Nur – was ist schon normal in einer Revolution? Und erst recht danach?

Die Deutschen haben Erfahrungen mit großen Kriegen und schweren Niederlagen, aber sie haben keine Erfahrung mit Revolutionen. So glauben wir, im Osten wie im Westen, nach dem Knall kommt die neue Zeit, einfach so, vielleicht ein wenig holprig, aber sie kommt. Doch eine Revolution ist keine Bundesliga-Saison, in der nach zehn Monaten der Meister seinen Triumph feiert und der Absteiger seinen Trainer feuert. Revolutionen brauchen Zeit, viel Zeit, und ihr wahrer Erfolg kommt erst spät, für viele zu spät. Deshalb ist der Osten immer noch anders: Die Menschen in Erfurt und Neubrandenburg, in Görlitz und Magdeburg denken, handeln und träumen nicht wie die Menschen in Essen und Braunschweig, in Konstanz und Flensburg.

In diesem Buch „Die unvollendete Revolution“ werde ich die Geschichte der Revolution als eine lange deutsch-deutsche Geschichte erzählen, als meine Geschichte, als mein Erleben – angefangen von den Kerzen in den Fenstern, die ich als Kind für die Brüder und Schwestern in der Zone angezündet hatte. Es sind die Geschichten eines Westdeutschen, den die Zone, die DDR, die Revolution und die nachrevolutionären Wirren in den Bann geschlagen hatte.

Wann hatte ein Deutscher schon mal die Gelegenheit, all dies unmittelbar zu erleben? Die Tyrannei der Unfreiheit und den Rausch der Freiheit und den Kater danach und die Knospen in den blühenden Landschaften? Und dies alles in einem Leben.

Auch eine Revolution hat ihre Zeiten: Das Vorher und Nachher. Unsere Revolution hatte drei Epochen:

> Die erste Epoche war die DDR des Todesstreifens, etabliert als sozialistischer Gegenentwurf zur kapitalistischen Bundesrepublik; beide deutschen Staaten waren entstanden aus dem Erbe des Nationalsozialismus, des Weltkriegs, des Völkermords, der zerstörten Städte, der Millionen Flüchtlinge und Vertriebenen. Es war die Zeit des Stacheldrahts zwischen der sowjetischen und den westlichen Zonen, dem der Mauer folgte, die erste, die wirkliche Mauer. Revolutionen fallen nicht vom Himmel, sondern durchleben eine lange Vorbereitung. Sie erlebte ich – als skeptischer Achtundsechziger – durch einen Freund, der als linker Pfarrer den Sozialismus in der DDR als das bessere Deutschland sah; als Chefredakteur der Oberhessischen Presse in Marburg, das mit Eisenach eine der ersten und durchaus funktionierenden Städtepartnerschaften schuf; als Korrespondent im Bezirk Erfurt, der vieles erlebte und wieder vergaß, aber nachher alles in seiner Stasi-Akte nachlesen konnte.

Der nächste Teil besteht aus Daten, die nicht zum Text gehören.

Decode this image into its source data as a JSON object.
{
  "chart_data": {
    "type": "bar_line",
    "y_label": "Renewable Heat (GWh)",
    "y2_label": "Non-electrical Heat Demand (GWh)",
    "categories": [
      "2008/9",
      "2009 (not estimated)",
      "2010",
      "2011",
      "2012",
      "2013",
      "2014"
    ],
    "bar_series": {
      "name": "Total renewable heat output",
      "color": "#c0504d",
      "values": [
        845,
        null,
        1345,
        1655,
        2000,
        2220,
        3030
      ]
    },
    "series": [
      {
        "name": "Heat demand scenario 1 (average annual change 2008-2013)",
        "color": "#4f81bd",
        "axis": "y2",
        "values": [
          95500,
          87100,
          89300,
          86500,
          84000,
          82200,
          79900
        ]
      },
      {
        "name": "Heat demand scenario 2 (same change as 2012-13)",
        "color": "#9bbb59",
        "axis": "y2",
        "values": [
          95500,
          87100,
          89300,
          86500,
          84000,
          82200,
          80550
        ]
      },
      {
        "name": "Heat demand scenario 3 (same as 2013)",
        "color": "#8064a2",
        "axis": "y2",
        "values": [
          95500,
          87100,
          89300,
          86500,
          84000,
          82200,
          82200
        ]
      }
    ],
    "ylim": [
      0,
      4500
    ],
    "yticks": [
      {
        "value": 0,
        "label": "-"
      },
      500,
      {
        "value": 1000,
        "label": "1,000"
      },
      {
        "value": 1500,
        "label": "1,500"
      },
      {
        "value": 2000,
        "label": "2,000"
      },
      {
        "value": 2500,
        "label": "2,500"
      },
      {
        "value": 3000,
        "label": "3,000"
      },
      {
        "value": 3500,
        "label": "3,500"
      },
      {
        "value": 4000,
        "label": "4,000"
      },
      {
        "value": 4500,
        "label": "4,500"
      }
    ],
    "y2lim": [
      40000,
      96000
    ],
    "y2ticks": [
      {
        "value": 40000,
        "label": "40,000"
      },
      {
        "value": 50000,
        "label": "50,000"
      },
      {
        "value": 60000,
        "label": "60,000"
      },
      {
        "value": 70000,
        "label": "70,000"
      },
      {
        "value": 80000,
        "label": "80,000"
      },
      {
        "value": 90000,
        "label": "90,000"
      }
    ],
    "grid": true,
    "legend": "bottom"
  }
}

> Die zweite Epoche war die Revolution, in der sich rasend schnell die zweite Mauer, die unsichtbare, die Trauma-Mauer aufbaute: Verlust des gewohnten Alltags, in dem alles geregelt war; Verlust der gewohnten Arbeit, die planmäßig organisiert war; Verlust des fürsorglichen Staates, der dem treuen Bürger alle Entscheidungen abnahm – und stattdessen eine Dominanz der Westdeutschen in Politik, Verwaltung und Wirtschaft. Ich erlebte sie als Chefredakteur der ersten deutsch-deutschen Zeitung, der Eisenacher Presse,
die erstmals am 18. Januar 1990 erschien, und in der Jahrtausendwende als Chefredakteur der Volksstimme in Magdeburg mit Fremdenhass, Töpfchen-Debatte und Menschen, die kollektiv und aggressiv um Haltung kämpften, um das Erbe der Revolution.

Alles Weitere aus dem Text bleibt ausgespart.